11. A vehicle control system, comprising: a first module that estimates aerodynamic efficiency values of a vehicle, and that compares the aerodynamic efficiency values to determine vehicle settings; anda second module that generates a recommendation based on the at least one of the efficiency values and the vehicle settings.

12. The system of claim 11 wherein the first module estimates the aerodynamic efficiency values based on selected vehicle settings.

13. The system of claim 11 wherein the first module estimates the aerodynamic efficiency values is based on unselected vehicle settings.

14. The system of claim 11 wherein the first module estimates savings values based on the vehicle settings, and wherein the recommendation includes the savings values.

15. The system of claim 14 wherein the savings values include at least one of cost savings and power savings.

16. The system of claim 11 wherein the second module displays the recommendation on a display of the vehicle.

17. The system of claim 11 further comprising a third module that controls at least one vehicle component based on the efficient vehicle settings.

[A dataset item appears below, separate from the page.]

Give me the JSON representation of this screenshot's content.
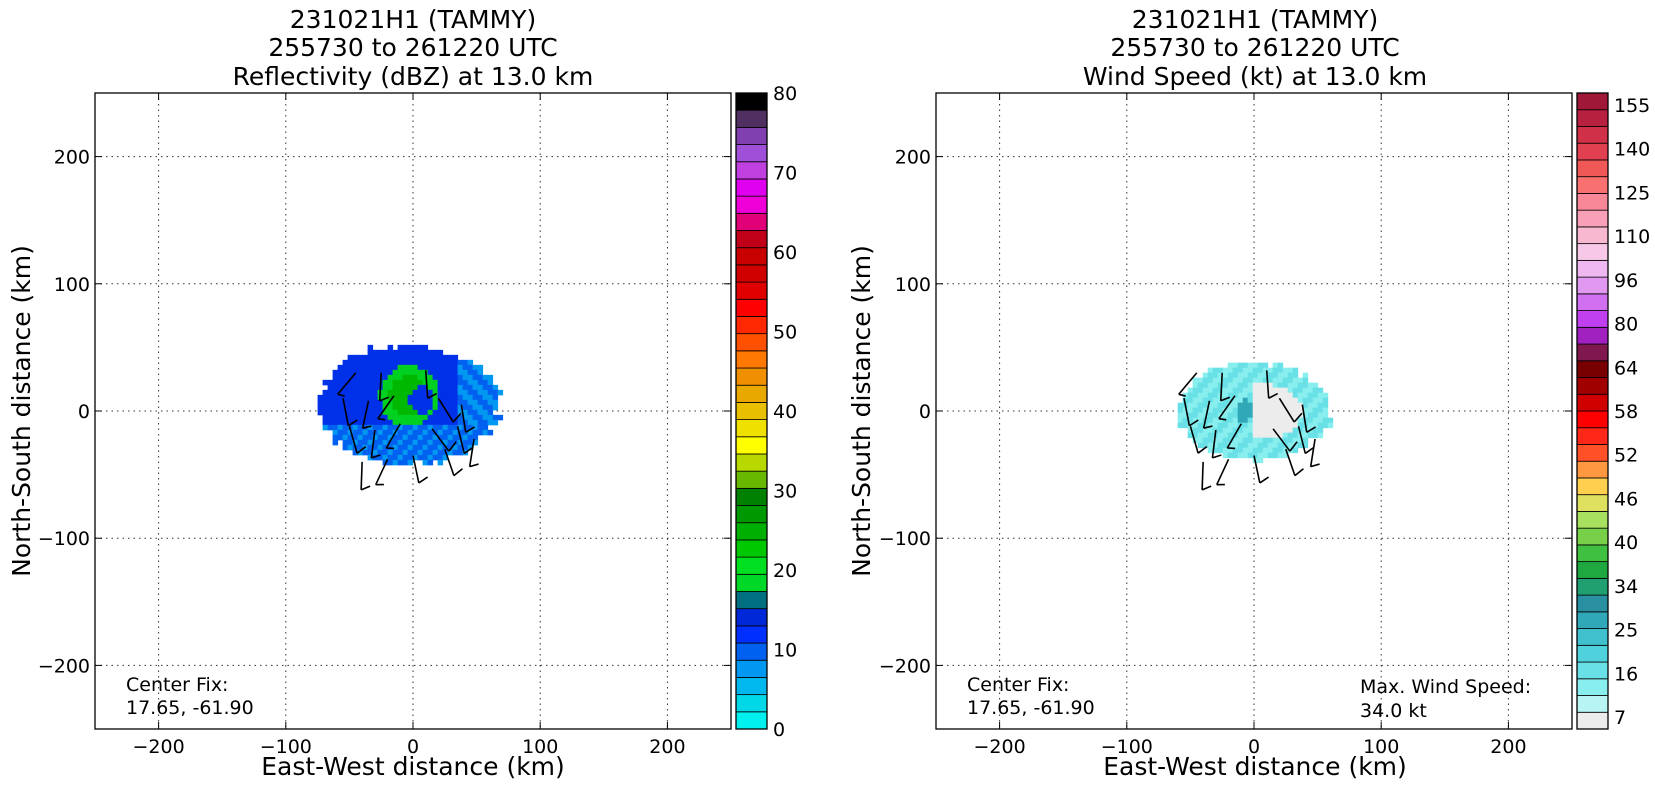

18. The system of claim 11 wherein the third module controls the at least one vehicle component based on user preferences.

19. The system of claim 11 wherein the third module stores the user preferences entered by a user.

20. The system of claim 11 wherein the second module estimates an extended distance based on the vehicle settings, and wherein the recommendation includes the extended distance.

21. A vehicle, comprising: a module that determines vehicle settings based on aerodynamic efficiency values of the vehicle; anda display that displays a recommendation based on the vehicle settings.

22. The vehicle of claim 19 wherein the display receives input from a user indicating preferences and wherein the module determines the vehicle settings based on the preferences.

23. The vehicle of claim 19 wherein the module controls one or more vehicle components based on the vehicle settings.